Sometimes the law is simply "a ass -- a idiot" as a Charles Dickens' character put it. How else can one describe the so-called "three strikes" laws in some states where a three-time repeat offender may be incarcerated for life for a minor third offense. Then there are the cases of excessive "prosecutorial zeal"(shall we say), where DNA evidence after the fact proves the imprisoned person was in fact innocent. Some 250 wrongful convictions have been reversed to date.
However, the most important injustices in our system of justice have involved the U.S. Supreme Court, where more than once in our history the majority has been blatantly biased, and the Court's decisions have been manifestly "unfair". In our time, the Lilly Ledbetter pay discrimination case was a clear example. As Justice Ruth Bader Ginsburg put it in her stinging dissent, the majority's "parsimonious" reading of the Civil Rights Act, which greatly constricted the applicability of the law in favor of corporate interests, served to undermine the very purpose of the law. The ACLU called the ruling a "get out of jail free card" for corporate America. (The Congress later acted to reverse the Court's ruling.)
The most recent, even outrageous example, involved the Court's reversal of decades of settled law and seven of its own previous precedents when it ruled that limits on election campaign contributions, mainly by corporations, violated the "free speech" protection under the Constitution. Corporations are not private individuals, of course, and they have plenty of free speech already. The fact is that money gives them a megaphone that can drown out the free speech of the rest of us. The Court's rationale was that the decision was dictated by a "strict constructionist" reading of the Constitution. Of course, the free speech clause said nothing about money, or about corporations. In fact, the Court's rationale violated both common sense and the common good.
So what's to be done? Well, in my dreams I imagine a (successful) re-play of the 1937 "court packing" proposal of President Roosevelt.
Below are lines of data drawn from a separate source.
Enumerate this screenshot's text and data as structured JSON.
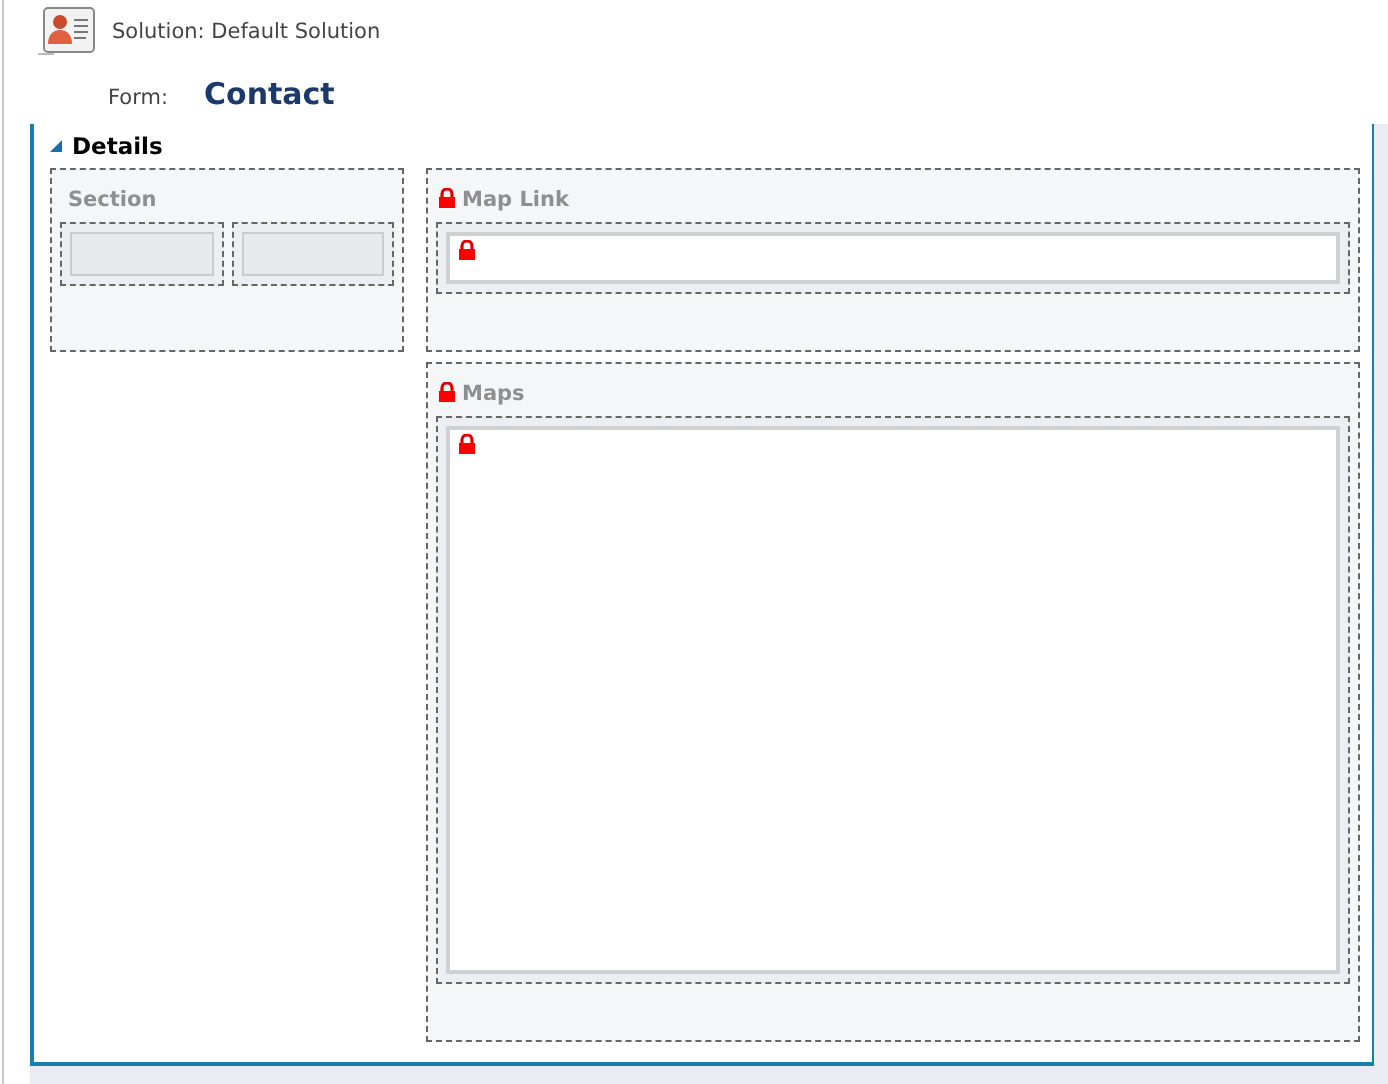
{
  "header": {
    "solution": "Solution: Default Solution",
    "form_label": "Form:",
    "form_name": "Contact"
  },
  "tab": {
    "title": "Details",
    "expanded": true,
    "columns": [
      {
        "sections": [
          {
            "title": "Section",
            "locked": false,
            "fields": [
              {
                "kind": "blank",
                "locked": false
              },
              {
                "kind": "blank",
                "locked": false
              }
            ]
          }
        ]
      },
      {
        "sections": [
          {
            "title": "Map Link",
            "locked": true,
            "fields": [
              {
                "kind": "text",
                "locked": true
              }
            ]
          },
          {
            "title": "Maps",
            "locked": true,
            "fields": [
              {
                "kind": "frame",
                "locked": true
              }
            ]
          }
        ]
      }
    ]
  }
}
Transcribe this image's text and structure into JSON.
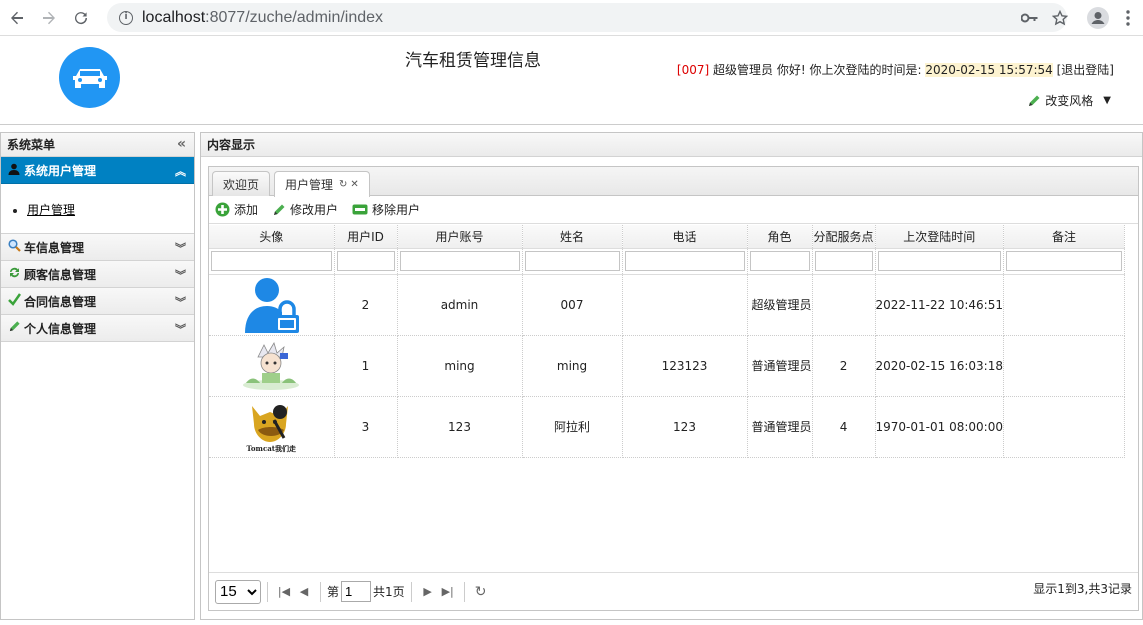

After a similarly biased Court had struck down a number of New Deal measures, FDR proposed to add two more (liberal) Justices to the Court,as he and the Congress can do at any time. This is unlikely to happen, of course. Even the hugely popular FDR, after the greatest landslide re-election in history, up to that time, could not get Congress or the public to go along with it.
My other fantasy is even more unlikely, though it appeals to me as a form of poetic justice. The Supreme Court's power to strike down legislation is not actually authorized in the Constitution. It is in reality only a settled tradition that derives from the assertion of an "implied power" to do so by an early Supreme Court. So, under a strict construction interpretation, the Court's authority is a usurpation that the Congress and the President could at any time put to an end. Were that to happen, I'd bet the strict constructionists on the Court would find some rationale for loosening up.